Aryanto Yuniawan (born June 18, 1977 in Magelang) is Chief Executive Officer of PT Mataram Surya Visi Sinema, a multimedia and animation movie company located in Yogyakarta, Indonesia. Ary (his nickname) is best known as a director of Battle of Surabaya, the first 2D animation movie in Indonesia which got some awards i.e. Gold Remi Award USA 2016, GrandPrize Winner of SICAF 2016 in South Korea, Winner of Nice International Filmmaker Festival 2017 in France, Winner of Nioda International Film Festival in India and others. He is also acclaimed as a writer, a producer, and currently working on several articles and books related to his job and hobby. He started his career from directing and producing independent animation films including music videos. He was trusted to be one of the juries of several film festivals such as Festival Film Indonesia (FFI 2016), Noida International Film Festival (NIFF 2016), and Seoul International Cartoon and Animation Festival (SICAF 2017).
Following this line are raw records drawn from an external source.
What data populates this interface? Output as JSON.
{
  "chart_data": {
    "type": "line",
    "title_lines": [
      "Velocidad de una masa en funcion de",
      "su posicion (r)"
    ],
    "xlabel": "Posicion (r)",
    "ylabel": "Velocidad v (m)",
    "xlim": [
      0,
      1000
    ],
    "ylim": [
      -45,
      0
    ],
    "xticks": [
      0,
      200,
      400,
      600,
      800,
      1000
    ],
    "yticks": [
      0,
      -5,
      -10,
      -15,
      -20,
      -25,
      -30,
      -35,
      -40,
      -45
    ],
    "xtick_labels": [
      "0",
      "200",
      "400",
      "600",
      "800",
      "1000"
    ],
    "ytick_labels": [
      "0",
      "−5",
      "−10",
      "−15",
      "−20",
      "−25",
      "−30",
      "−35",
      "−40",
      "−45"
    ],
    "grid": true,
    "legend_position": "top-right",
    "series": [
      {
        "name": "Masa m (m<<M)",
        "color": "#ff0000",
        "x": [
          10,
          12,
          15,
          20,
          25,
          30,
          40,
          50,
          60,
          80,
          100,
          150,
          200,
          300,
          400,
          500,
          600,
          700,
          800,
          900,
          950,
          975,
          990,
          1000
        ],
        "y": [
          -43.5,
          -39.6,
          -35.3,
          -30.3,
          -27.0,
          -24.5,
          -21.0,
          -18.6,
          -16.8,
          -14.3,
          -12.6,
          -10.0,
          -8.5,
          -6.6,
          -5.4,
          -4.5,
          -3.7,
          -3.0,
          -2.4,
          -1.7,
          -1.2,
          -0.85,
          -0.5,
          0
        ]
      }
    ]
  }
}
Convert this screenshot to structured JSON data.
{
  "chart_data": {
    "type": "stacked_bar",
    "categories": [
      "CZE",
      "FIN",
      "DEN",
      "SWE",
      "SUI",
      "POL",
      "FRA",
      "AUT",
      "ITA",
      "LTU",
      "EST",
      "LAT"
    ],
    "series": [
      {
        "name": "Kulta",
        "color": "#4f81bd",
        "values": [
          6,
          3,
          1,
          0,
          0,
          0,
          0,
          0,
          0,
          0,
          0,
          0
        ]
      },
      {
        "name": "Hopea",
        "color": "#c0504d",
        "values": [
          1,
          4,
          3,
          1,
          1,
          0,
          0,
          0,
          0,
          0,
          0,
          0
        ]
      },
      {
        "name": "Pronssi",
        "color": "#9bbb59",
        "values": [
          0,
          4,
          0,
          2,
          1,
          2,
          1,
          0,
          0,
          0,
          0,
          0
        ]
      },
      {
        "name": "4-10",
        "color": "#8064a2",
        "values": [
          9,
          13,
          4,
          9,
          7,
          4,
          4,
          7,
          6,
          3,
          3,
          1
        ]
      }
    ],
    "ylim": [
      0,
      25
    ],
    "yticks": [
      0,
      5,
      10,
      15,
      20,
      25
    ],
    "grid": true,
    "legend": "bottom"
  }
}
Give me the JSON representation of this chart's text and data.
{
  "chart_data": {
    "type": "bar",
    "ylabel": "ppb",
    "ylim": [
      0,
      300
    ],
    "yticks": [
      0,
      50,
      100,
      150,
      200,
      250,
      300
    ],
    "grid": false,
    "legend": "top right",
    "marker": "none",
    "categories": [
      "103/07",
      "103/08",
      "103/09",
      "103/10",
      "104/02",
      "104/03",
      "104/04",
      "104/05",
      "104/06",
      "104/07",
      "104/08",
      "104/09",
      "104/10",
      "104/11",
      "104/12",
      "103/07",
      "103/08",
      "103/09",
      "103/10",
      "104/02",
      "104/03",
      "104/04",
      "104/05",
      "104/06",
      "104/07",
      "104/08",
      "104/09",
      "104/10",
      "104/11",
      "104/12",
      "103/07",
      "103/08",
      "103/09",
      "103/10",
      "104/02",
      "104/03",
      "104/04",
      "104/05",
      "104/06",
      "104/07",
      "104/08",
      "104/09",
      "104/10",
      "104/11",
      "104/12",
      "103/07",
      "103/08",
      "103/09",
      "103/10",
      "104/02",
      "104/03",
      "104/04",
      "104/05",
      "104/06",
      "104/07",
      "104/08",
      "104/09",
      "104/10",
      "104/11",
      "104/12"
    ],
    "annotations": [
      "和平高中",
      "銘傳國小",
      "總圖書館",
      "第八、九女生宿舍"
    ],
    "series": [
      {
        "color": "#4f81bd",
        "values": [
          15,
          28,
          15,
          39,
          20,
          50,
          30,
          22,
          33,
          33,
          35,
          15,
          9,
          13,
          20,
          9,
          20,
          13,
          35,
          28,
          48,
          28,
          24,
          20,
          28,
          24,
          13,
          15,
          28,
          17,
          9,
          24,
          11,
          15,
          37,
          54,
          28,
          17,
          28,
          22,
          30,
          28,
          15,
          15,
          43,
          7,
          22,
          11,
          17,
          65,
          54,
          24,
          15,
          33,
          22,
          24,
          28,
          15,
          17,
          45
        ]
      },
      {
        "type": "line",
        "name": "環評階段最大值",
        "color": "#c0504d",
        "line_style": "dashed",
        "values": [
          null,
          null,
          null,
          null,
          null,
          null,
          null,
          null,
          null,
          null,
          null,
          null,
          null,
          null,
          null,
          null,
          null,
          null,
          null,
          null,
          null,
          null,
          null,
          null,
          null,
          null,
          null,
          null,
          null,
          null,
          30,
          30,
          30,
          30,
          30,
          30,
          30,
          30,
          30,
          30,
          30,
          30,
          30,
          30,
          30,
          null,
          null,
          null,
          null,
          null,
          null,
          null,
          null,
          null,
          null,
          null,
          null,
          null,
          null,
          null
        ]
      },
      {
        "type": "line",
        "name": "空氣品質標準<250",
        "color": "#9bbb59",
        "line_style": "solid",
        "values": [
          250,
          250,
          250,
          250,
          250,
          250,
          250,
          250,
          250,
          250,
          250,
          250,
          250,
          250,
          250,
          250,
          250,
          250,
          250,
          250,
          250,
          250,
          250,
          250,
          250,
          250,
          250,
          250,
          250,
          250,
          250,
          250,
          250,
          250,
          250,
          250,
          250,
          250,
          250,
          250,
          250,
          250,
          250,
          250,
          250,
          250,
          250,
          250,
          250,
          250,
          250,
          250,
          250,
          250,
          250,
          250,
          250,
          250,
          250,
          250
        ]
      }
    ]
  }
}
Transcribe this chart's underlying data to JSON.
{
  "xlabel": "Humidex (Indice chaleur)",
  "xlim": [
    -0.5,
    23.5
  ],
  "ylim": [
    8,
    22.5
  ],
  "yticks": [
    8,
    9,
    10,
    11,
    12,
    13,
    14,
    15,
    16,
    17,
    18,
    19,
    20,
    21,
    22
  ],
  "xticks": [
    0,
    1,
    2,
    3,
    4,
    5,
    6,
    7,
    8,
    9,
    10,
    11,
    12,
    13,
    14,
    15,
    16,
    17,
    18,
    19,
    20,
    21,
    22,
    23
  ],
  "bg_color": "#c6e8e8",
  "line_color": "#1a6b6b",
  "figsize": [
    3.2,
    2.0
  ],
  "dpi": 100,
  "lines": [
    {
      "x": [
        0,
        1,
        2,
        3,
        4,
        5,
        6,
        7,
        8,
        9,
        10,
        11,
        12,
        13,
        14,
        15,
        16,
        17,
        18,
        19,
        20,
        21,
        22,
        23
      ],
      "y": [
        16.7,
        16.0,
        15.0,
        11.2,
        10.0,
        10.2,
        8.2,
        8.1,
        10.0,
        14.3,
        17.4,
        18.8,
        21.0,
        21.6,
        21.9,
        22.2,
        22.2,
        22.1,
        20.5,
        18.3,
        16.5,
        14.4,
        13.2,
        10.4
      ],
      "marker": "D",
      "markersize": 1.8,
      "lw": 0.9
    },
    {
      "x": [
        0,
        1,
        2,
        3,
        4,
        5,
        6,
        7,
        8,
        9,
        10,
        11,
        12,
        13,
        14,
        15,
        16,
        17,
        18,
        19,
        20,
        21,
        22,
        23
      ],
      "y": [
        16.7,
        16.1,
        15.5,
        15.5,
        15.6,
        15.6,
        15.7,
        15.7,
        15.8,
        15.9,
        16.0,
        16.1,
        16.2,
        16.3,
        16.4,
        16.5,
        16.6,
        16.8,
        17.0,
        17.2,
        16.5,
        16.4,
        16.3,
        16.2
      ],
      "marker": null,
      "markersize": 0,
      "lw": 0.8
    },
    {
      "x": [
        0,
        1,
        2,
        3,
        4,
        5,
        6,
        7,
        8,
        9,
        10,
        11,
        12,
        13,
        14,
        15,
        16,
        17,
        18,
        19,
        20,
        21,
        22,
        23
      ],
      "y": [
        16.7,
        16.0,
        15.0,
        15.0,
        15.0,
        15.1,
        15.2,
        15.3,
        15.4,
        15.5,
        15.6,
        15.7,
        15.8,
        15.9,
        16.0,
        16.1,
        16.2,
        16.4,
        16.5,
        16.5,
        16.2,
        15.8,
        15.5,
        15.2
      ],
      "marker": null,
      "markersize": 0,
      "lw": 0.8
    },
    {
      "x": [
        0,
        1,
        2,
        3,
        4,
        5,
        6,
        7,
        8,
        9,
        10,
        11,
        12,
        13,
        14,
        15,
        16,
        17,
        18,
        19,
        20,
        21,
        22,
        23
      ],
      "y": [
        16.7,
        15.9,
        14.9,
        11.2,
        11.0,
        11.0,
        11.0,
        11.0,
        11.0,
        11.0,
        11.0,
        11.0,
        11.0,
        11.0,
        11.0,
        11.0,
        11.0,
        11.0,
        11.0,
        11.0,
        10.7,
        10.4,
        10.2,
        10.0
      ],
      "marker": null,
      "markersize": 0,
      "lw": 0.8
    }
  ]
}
Aryanto Yuniawan was chosen to be an individual recipient of the National Intellectual Property Award 2016 from the Directorate General of Intellectual Property, Ministry of Justice and Human Rights, Republic of Indonesia (DJKI Kemenkumham RI). The award was submitted by Vice-president of the Republic of Indonesia (Vice-president), M. Jusuf Kalla to him with eight other recipients.

==Education==

Aryanto was born in Magelang, Central Java, Indonesia. He is the oldest of two siblings. After finishing the middle school from SMPN 2 Magelang and highschool from SMAN 1 Magelang, he studied at STMIK Amikom (now University Amikom) in Diploma degree. He gained his bachelor of computer science then and completed his master in the same university in 2017.

==Filmography==

===As director===
- Battle of Surabaya (2015)
- The Profesional (2012)
- Petualangan Abdan (2011)
- Goodbye World (2010)
- Lestari (2010)
- The Letter of Heaven (2010)
- Jatayu (2009)
- Lembah Halilintar (2009)

==Achievements==

===Career===
- Lecturer at STMIK AMIKOM Yogyakarta
- General manager of PT Mataram Surya Visi Pictures (2003-2014)
- Chief executive Officer of PT Mataram Surya Visi Sinema (2014–Present)

===Awards===

- Best Animation. The International Filmmaker Festival of World Cinema. 2017. Nice, France.
- Gold Remi Award. Houston International Film Festival. 2016. Houston, Texas.
- Grand Prize. Seoul International Cartoon and Animation Festival. 2016. Seoul, Korea.
- Best Animation. Noida International Film Festival. 2016. New Delhi, India.
- Winner of People's Choice Award. International Movie Trailer Festival. 2013. California, Amerika Serikat.
- Official Selection. Holland Animation Film Festival. 2016. Utrecht, Belanda.
- Official Selection. Dingle International Film Festival. 2016. Dublin, Irlandia.
- Official Selection. Fantoche Internasional Animation Festival Film. 2016. Baden, Swiss.
- Special Screening. Athena Animfest. 2016. Athena, Yunani.
- Special Screening. New Chitose Internasional Animation Festival. 2016. Hokkaido, Jepang.
- Nominee of Best Foreign Animation Trailer. Annual Golden Trailer Award. 2014. California, Amerika Serikat.
- Nominee of Apresiasi Film Indonesia. Art and Film Board of Ministry of Culture & Education. 2012. Jakarta, Indonesia.
- First Winner of Indigo Fellowship Category. PT Telekomunikasi Indonesia. 2012. Jakarta, Indonesia.
- Winner of ICT Award Category. Digital Animation Inaicta. Minister for Communication and Information Technology. 2012. Jakarta, Indonesia.
- Nominee of Animafest 2D Short Animated Film MNCTV. (Briptu Dorman). 2011. Jakarta, Indonesia.
- Second Winner of Digital Animation (The Adventure of Abdan – Honesty). Exhibition of Indonesian Production. Minister of Industry Republic of Indonesia. 2009. Jakarta, Indonesia.
- Nominasi International Urbanimation. (The Adventure of Abdan – Kites). 2008. Jakarta, Indonesia.
- Merit Winner ICT Award Category. Digital Animation Inaicta. Minister for Communication and Information Technology. 2000. Jakarta, Indonesia.